The bacterial cells were disrupted by ultrasonication for 5 minutes, and a crude enzyme extract was obtained by centrifugation. When the activity of heat-stable leucine dehydrogenase in the crude enzyme extract thus obtained was measured,
It was 0.201 units/mg protein. This is 10 times higher than the leucine dehydrogenase activity (0.010 units/mg protein) of the DNA donor Bacillus stearothermophilus IFO12250 strain.
It was more than twice as active. In addition, this crude enzyme extract containing leucine dehydrogenase contains 0.01% 2-mercaptoethanol.

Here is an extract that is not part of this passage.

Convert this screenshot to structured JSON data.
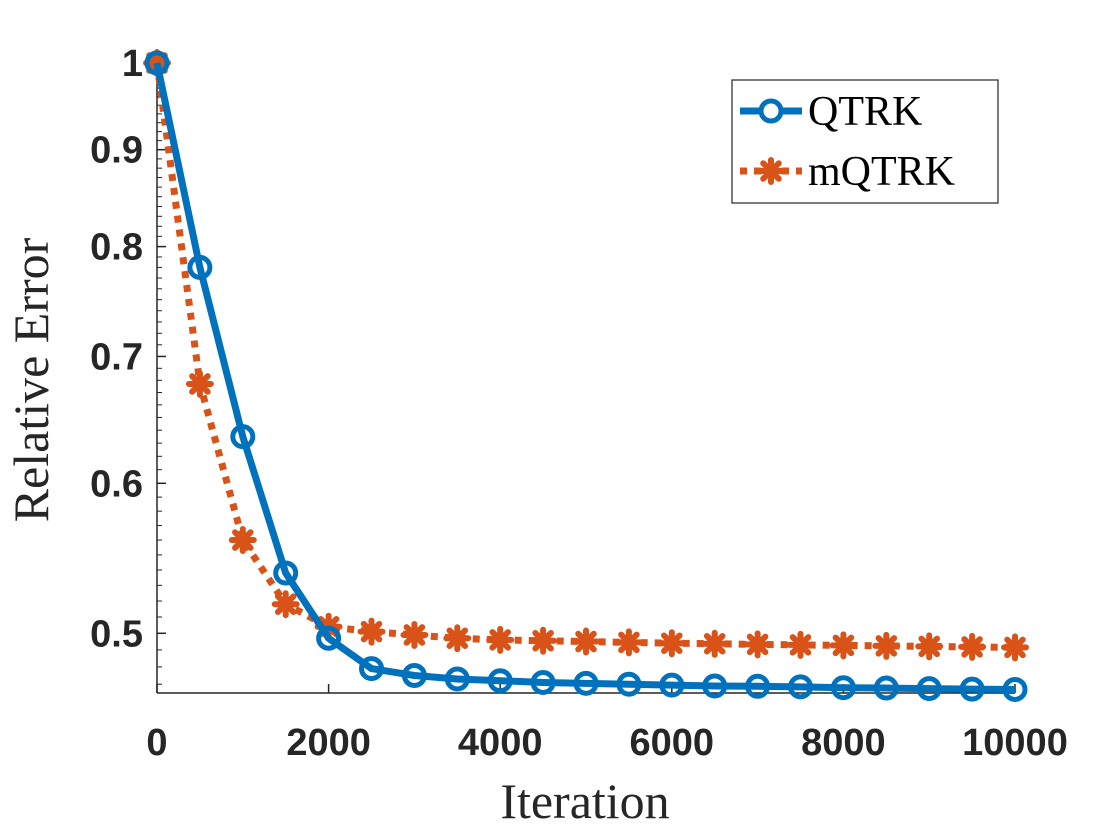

When heat treated at 70°C for 20 minutes in 10mM phosphate buffer with pH 7.2, it had residual activity of over 80%. Reference example 2 Esieritia coli CC600− obtained in Example 1
The pICR1 strain was cultured with shaking at 37° C. for 15 hours in 100 ml of the aforementioned glycerol medium containing ampicillin (adjusted to 15 μg/ml). After culturing, collect the bacteria by centrifugation and add PH containing 0.01% 2-mercaptoethanol.
Suspend in 5 ml of 0.01M phosphate buffer prepared in 7.4,
The bacterial cells were disrupted by ultrasonication for about 5 minutes. Thereafter, a crude enzyme extract was obtained by centrifugation, and the crude enzyme extract was heat-treated at 70°C for 30 minutes, centrifuged, and the leucine dehydrogenase activity of the supernatant was measured, and it was found to be 0.800 units/ mg of protein, and by heat-treating the crude enzyme extract at 70°C for 30 minutes, the specific activity increased approximately 4 times compared to before heat treatment. This was equivalent to about 40 times the specific activity of leucine dehydrogenase of the original Bacillus stearothermophilus IFO12550.

Claims (1)

[Claims] 1 Chromosomal DNA of Bacillus stearothermophilus
Escherichia coli, which has the ability to produce heat-stable leucine dehydrogenase, was transformed with a plasmid containing the heat-stable leucine dehydrogenase gene derived from Escherichia coli.